I currently use it for bedding; will be using it as litter once I get rid of my bag of horribly stinky rabbit litter, as someone on this site suggested it and I've got plenty (which I'm about to not need for the cage, since they're moving into a NIC condo very soon)

it does a decent job with the smell and is bunny-safe... pretty much any litterbox has to be cleaned every couple days no matter what when you've got two bunnies, though.

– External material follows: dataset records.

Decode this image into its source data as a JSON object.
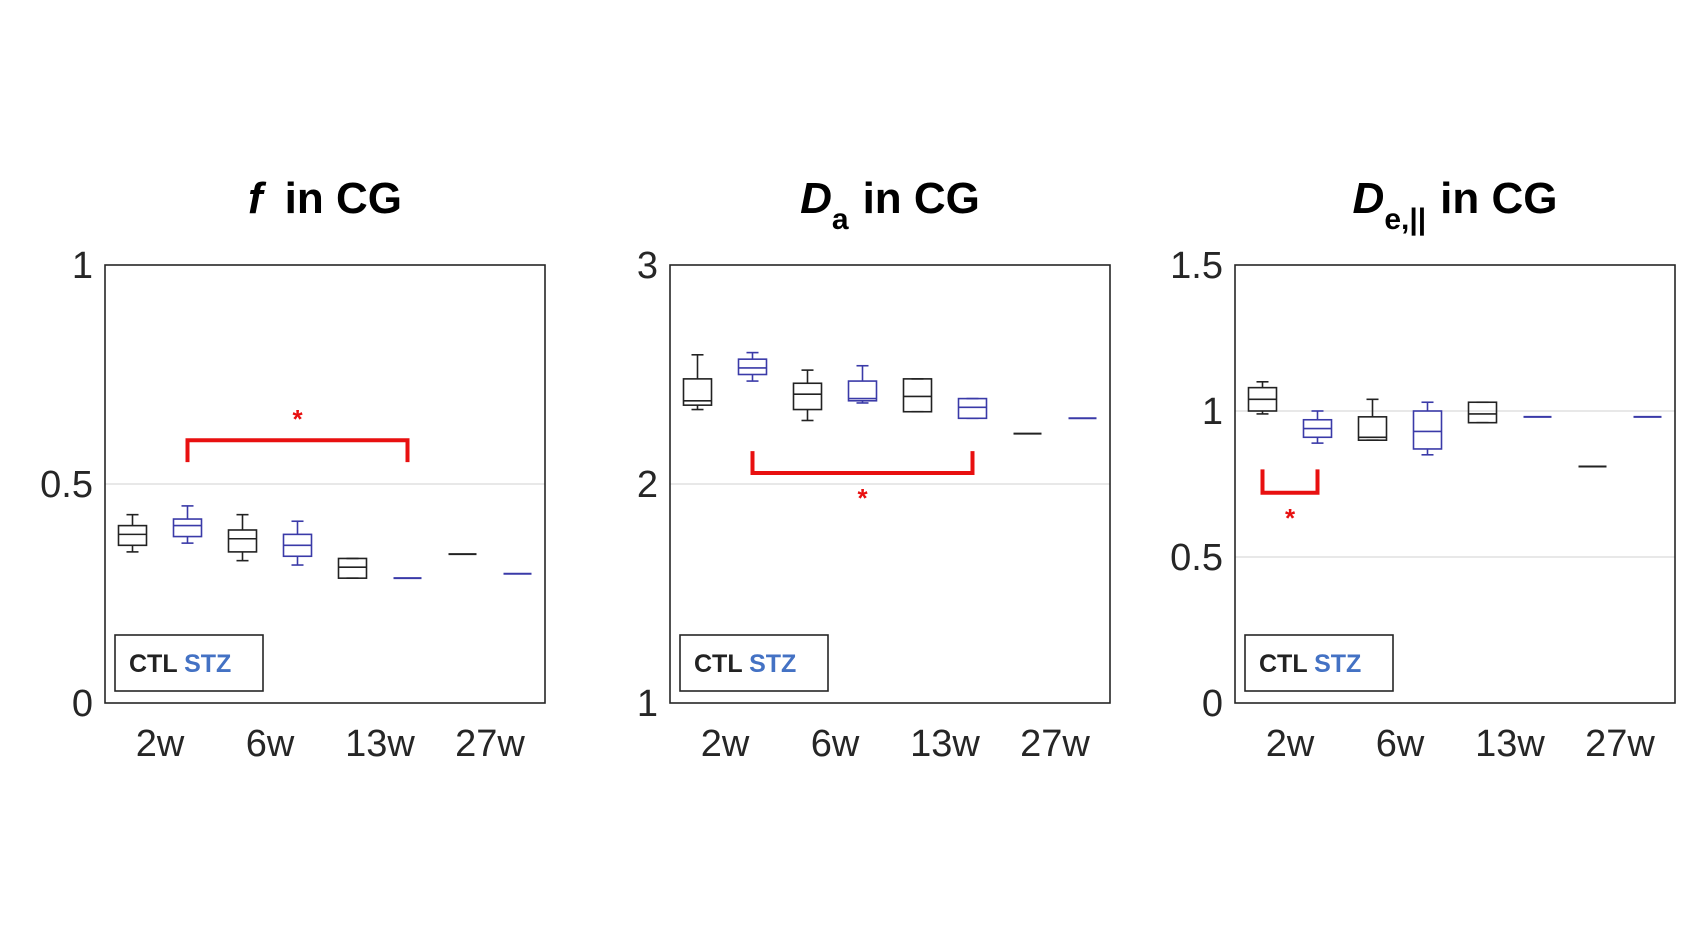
{
  "chart_data": [
    {
      "type": "box",
      "title_main": "f",
      "title_sub": "",
      "title_rest": "in CG",
      "title_main_italic": true,
      "categories": [
        "2w",
        "6w",
        "13w",
        "27w"
      ],
      "ylim": [
        0,
        1
      ],
      "yticks": [
        0,
        0.5,
        1
      ],
      "ytick_labels": [
        "0",
        "0.5",
        "1"
      ],
      "legend": {
        "ctl": "CTL",
        "stz": "STZ",
        "placement": "bottom-left"
      },
      "series": [
        {
          "name": "CTL",
          "color": "#222222",
          "boxes": [
            {
              "category": "2w",
              "min": 0.345,
              "q1": 0.36,
              "median": 0.385,
              "q3": 0.405,
              "max": 0.43
            },
            {
              "category": "6w",
              "min": 0.325,
              "q1": 0.345,
              "median": 0.375,
              "q3": 0.395,
              "max": 0.43
            },
            {
              "category": "13w",
              "min": 0.285,
              "q1": 0.285,
              "median": 0.31,
              "q3": 0.33,
              "max": 0.33
            },
            {
              "category": "27w",
              "min": 0.34,
              "q1": 0.34,
              "median": 0.34,
              "q3": 0.34,
              "max": 0.34
            }
          ]
        },
        {
          "name": "STZ",
          "color": "#3a3aa8",
          "boxes": [
            {
              "category": "2w",
              "min": 0.365,
              "q1": 0.38,
              "median": 0.405,
              "q3": 0.42,
              "max": 0.45
            },
            {
              "category": "6w",
              "min": 0.315,
              "q1": 0.335,
              "median": 0.36,
              "q3": 0.385,
              "max": 0.415
            },
            {
              "category": "13w",
              "min": 0.285,
              "q1": 0.285,
              "median": 0.285,
              "q3": 0.285,
              "max": 0.285
            },
            {
              "category": "27w",
              "min": 0.295,
              "q1": 0.295,
              "median": 0.295,
              "q3": 0.295,
              "max": 0.295
            }
          ]
        }
      ],
      "significance": [
        {
          "label": "*",
          "from": "STZ 2w",
          "to": "STZ 13w",
          "bracket_value": 0.6,
          "tick_end": 0.55,
          "side": "above"
        }
      ]
    },
    {
      "type": "box",
      "title_main": "D",
      "title_sub": "a",
      "title_rest": "in CG",
      "title_main_italic": true,
      "categories": [
        "2w",
        "6w",
        "13w",
        "27w"
      ],
      "ylim": [
        1,
        3
      ],
      "yticks": [
        1,
        2,
        3
      ],
      "ytick_labels": [
        "1",
        "2",
        "3"
      ],
      "legend": {
        "ctl": "CTL",
        "stz": "STZ",
        "placement": "bottom-left"
      },
      "series": [
        {
          "name": "CTL",
          "color": "#222222",
          "boxes": [
            {
              "category": "2w",
              "min": 2.34,
              "q1": 2.36,
              "median": 2.38,
              "q3": 2.48,
              "max": 2.59
            },
            {
              "category": "6w",
              "min": 2.29,
              "q1": 2.34,
              "median": 2.41,
              "q3": 2.46,
              "max": 2.52
            },
            {
              "category": "13w",
              "min": 2.33,
              "q1": 2.33,
              "median": 2.4,
              "q3": 2.48,
              "max": 2.48
            },
            {
              "category": "27w",
              "min": 2.23,
              "q1": 2.23,
              "median": 2.23,
              "q3": 2.23,
              "max": 2.23
            }
          ]
        },
        {
          "name": "STZ",
          "color": "#3a3aa8",
          "boxes": [
            {
              "category": "2w",
              "min": 2.47,
              "q1": 2.5,
              "median": 2.53,
              "q3": 2.57,
              "max": 2.6
            },
            {
              "category": "6w",
              "min": 2.37,
              "q1": 2.38,
              "median": 2.39,
              "q3": 2.47,
              "max": 2.54
            },
            {
              "category": "13w",
              "min": 2.3,
              "q1": 2.3,
              "median": 2.35,
              "q3": 2.39,
              "max": 2.39
            },
            {
              "category": "27w",
              "min": 2.3,
              "q1": 2.3,
              "median": 2.3,
              "q3": 2.3,
              "max": 2.3
            }
          ]
        }
      ],
      "significance": [
        {
          "label": "*",
          "from": "STZ 2w",
          "to": "STZ 13w",
          "bracket_value": 2.05,
          "tick_end": 2.15,
          "side": "below"
        }
      ]
    },
    {
      "type": "box",
      "title_main": "D",
      "title_sub": "e,||",
      "title_rest": "in CG",
      "title_main_italic": true,
      "categories": [
        "2w",
        "6w",
        "13w",
        "27w"
      ],
      "ylim": [
        0,
        1.5
      ],
      "yticks": [
        0,
        0.5,
        1,
        1.5
      ],
      "ytick_labels": [
        "0",
        "0.5",
        "1",
        "1.5"
      ],
      "legend": {
        "ctl": "CTL",
        "stz": "STZ",
        "placement": "bottom-left"
      },
      "series": [
        {
          "name": "CTL",
          "color": "#222222",
          "boxes": [
            {
              "category": "2w",
              "min": 0.99,
              "q1": 1.0,
              "median": 1.04,
              "q3": 1.08,
              "max": 1.1
            },
            {
              "category": "6w",
              "min": 0.9,
              "q1": 0.9,
              "median": 0.91,
              "q3": 0.98,
              "max": 1.04
            },
            {
              "category": "13w",
              "min": 0.96,
              "q1": 0.96,
              "median": 0.99,
              "q3": 1.03,
              "max": 1.03
            },
            {
              "category": "27w",
              "min": 0.81,
              "q1": 0.81,
              "median": 0.81,
              "q3": 0.81,
              "max": 0.81
            }
          ]
        },
        {
          "name": "STZ",
          "color": "#3a3aa8",
          "boxes": [
            {
              "category": "2w",
              "min": 0.89,
              "q1": 0.91,
              "median": 0.94,
              "q3": 0.97,
              "max": 1.0
            },
            {
              "category": "6w",
              "min": 0.85,
              "q1": 0.87,
              "median": 0.93,
              "q3": 1.0,
              "max": 1.03
            },
            {
              "category": "13w",
              "min": 0.98,
              "q1": 0.98,
              "median": 0.98,
              "q3": 0.98,
              "max": 0.98
            },
            {
              "category": "27w",
              "min": 0.98,
              "q1": 0.98,
              "median": 0.98,
              "q3": 0.98,
              "max": 0.98
            }
          ]
        }
      ],
      "significance": [
        {
          "label": "*",
          "from": "CTL 2w",
          "to": "STZ 2w",
          "bracket_value": 0.72,
          "tick_end": 0.8,
          "side": "below"
        }
      ]
    }
  ],
  "colors": {
    "ctl": "#222222",
    "stz": "#3a3aa8",
    "legend_stz_text": "#4472c4",
    "significance": "#e81010",
    "grid": "#d9d9d9",
    "axis": "#262626"
  }
}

you could try a litterbox with a screen (http://store.binkybunny.com/litter-box-and-screen-kit-p113.aspx for example) - it would halt all digging in the box


----------



## Bunnylova4eva (Aug 24, 2012)

I use carefresh for Ripley's litter box and it works great! I used Yesterday's news in the past, but I think he likes this better now-its so much softer and all. I agree, any litter needs to be cleaned out every several days, but for our bunnies, I just scoop a portion of it that's really dirty every day, and don't keep the litter TOO deep so its not so expensive. I've been very happy with it in general and Ripley seems to love bounding into and out of it.


----------



## jap08m (Aug 24, 2012)

I've used carefresh from the beginning but i'll only get it when its on sale. I had the same problem though when it came to digging. So what I did was I bought a large 24 inch low profile rubbermaid from walmart. I put the litter box IN their filled the whole thing with carefresh and then I covered it with hay. They immediately stopped digging and I've noticed less and less accidents outside of the litterbox (probably because its so big now). The litter does smell as soon as it comes out of the bag but it dissipates within half an hour


----------